安倍首相が人と人の接触機会を極力8割削減をうたう中、東京や大阪の主要駅では、10代、20代の接触が緊急事態宣言後に8割以上減ったものの、30代以上は目標に届いていないとした。
さらに、感染状況が厳しい地域は、依然として医療現場の逼迫(ひっぱく)した状況は解消されておらず、こうしたことなどから、引き続き外出自粛などの行動変容の要請をする必要があるとした。

専門家会議・尾身茂副座長:
長期戦と皆で戦うのはいいんだけど、もう少し別の言葉がいいということで、われわれは徐々に長丁場の対応というか、そういう言葉、長丁場の対応をした新しい生活様式の定着が必要になると思う。

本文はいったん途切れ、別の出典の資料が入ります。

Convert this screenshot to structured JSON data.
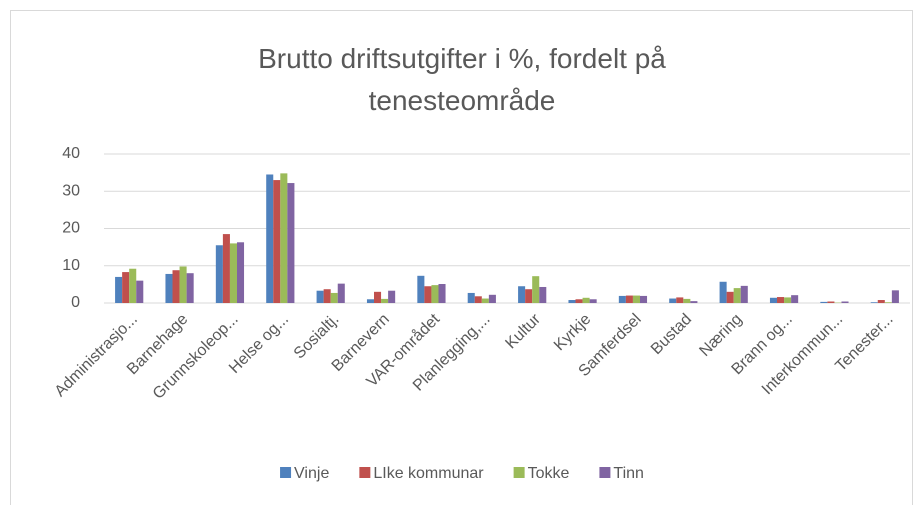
{
  "chart_data": {
    "type": "bar",
    "title": "Brutto driftsutgifter i %, fordelt på tenesteområde",
    "categories": [
      "Administrasjo...",
      "Barnehage",
      "Grunnskoleop...",
      "Helse og...",
      "Sosialtj.",
      "Barnevern",
      "VAR-området",
      "Planlegging,...",
      "Kultur",
      "Kyrkje",
      "Samferdsel",
      "Bustad",
      "Næring",
      "Brann og...",
      "Interkommun...",
      "Tenester..."
    ],
    "series": [
      {
        "name": "Vinje",
        "color": "#4f81bd",
        "values": [
          7,
          7.8,
          15.5,
          34.5,
          3.3,
          1,
          7.3,
          2.7,
          4.5,
          0.8,
          1.9,
          1.2,
          5.7,
          1.4,
          0.3,
          0.2
        ]
      },
      {
        "name": "LIke kommunar",
        "color": "#c0504d",
        "values": [
          8.3,
          8.8,
          18.5,
          33,
          3.7,
          3,
          4.5,
          1.8,
          3.7,
          1,
          2,
          1.5,
          3,
          1.6,
          0.4,
          0.8
        ]
      },
      {
        "name": "Tokke",
        "color": "#9bbb59",
        "values": [
          9.2,
          9.8,
          16,
          34.8,
          2.7,
          1.1,
          4.8,
          1.2,
          7.2,
          1.4,
          2,
          1.1,
          4,
          1.5,
          0.1,
          0.2
        ]
      },
      {
        "name": "Tinn",
        "color": "#8064a2",
        "values": [
          6,
          8,
          16.3,
          32.2,
          5.2,
          3.3,
          5.1,
          2.2,
          4.3,
          1,
          1.9,
          0.5,
          4.6,
          2.1,
          0.4,
          3.4
        ]
      }
    ],
    "ylim": [
      0,
      40
    ],
    "yticks": [
      0,
      10,
      20,
      30,
      40
    ],
    "grid": true,
    "legend": "bottom"
  }
}
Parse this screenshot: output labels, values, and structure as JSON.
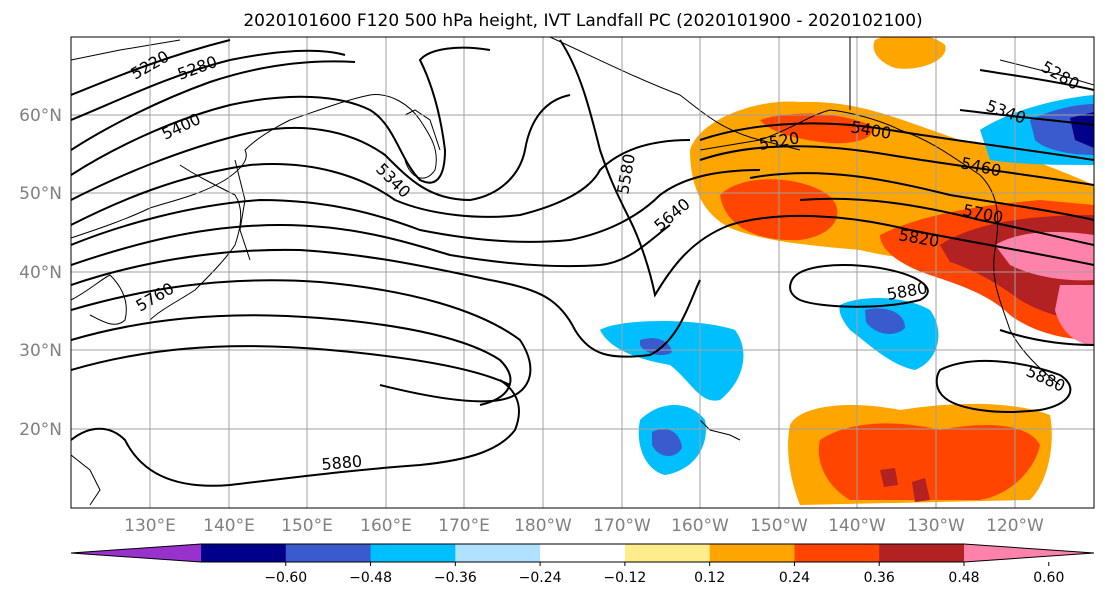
{
  "title": "2020101600 F120 500 hPa height, IVT Landfall PC (2020101900 - 2020102100)",
  "lat_labels": [
    "60°N",
    "50°N",
    "40°N",
    "30°N",
    "20°N"
  ],
  "lon_labels": [
    "130°E",
    "140°E",
    "150°E",
    "160°E",
    "170°E",
    "180°W",
    "170°W",
    "160°W",
    "150°W",
    "140°W",
    "130°W",
    "120°W"
  ],
  "contour_labels": [
    "5220",
    "5280",
    "5400",
    "5340",
    "5580",
    "5640",
    "5520",
    "5400",
    "5340",
    "5460",
    "5700",
    "5820",
    "5880",
    "5880",
    "5880",
    "5760",
    "5280"
  ],
  "colorbar": {
    "ticks": [
      "−0.60",
      "−0.48",
      "−0.36",
      "−0.24",
      "−0.12",
      "0.12",
      "0.24",
      "0.36",
      "0.48",
      "0.60"
    ],
    "colors": [
      "#9932cc",
      "#00008b",
      "#3a5bcd",
      "#00bfff",
      "#b0e2ff",
      "#ffffff",
      "#ffec8b",
      "#ffa500",
      "#ff4500",
      "#b22222",
      "#ff82ab"
    ]
  },
  "colors": {
    "contour": "#000000",
    "grid": "#a0a0a0",
    "coast": "#000000"
  }
}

安倍首相は、週明け4日に緊急事態宣言の延長を決定し、自ら国民に説明する方針。

地域の状況に応じた対策を

内田嶺衣奈キャスター:
専門家会議では、新規感染者数の傾向について、全国的に減少傾向にあるとしました。
しかし、その状況は地域によって異なるようですね。

安宅晃樹キャスター:
こちらは、適切な対策がとられた場合に、新規感染者数が時間を追うごとにどのように推移していくかというものを表したイメージです。

安宅晃樹キャスター:
どの段階に地域があるかによって変わってきます。
まずは、新規感染者数が一定水準まで低下していない、つまり、状況が厳しい地域では、外出自粛や特定の業種の営業の自粛など、これまでのような徹底した行動変容の要請が必要となってきます。
ただ、やはり自粛疲れというものも懸念されており、社会的に必要性が高く、感染リスクを十分に下げられる事業などで、制限を一部解除、緩和していくことも検討する必要があるとしています。

安宅晃樹キャスター:
その一方で、新規感染者数が限定的になっている地域では、対策を一定程度緩められるようになると、その中で新しい生活様式の定着が必要だということなのです。
どういうことかというと、3密の回避ですとか、テレワークや時差通勤などといった働き方の工夫、これを生活に根づかせる、定着させる必要があるということなのです。
ただ、この段階にあったとしても、再び新規感染者が増加した場合には、また1つ前の徹底した行動変容の要請が必要になるということです。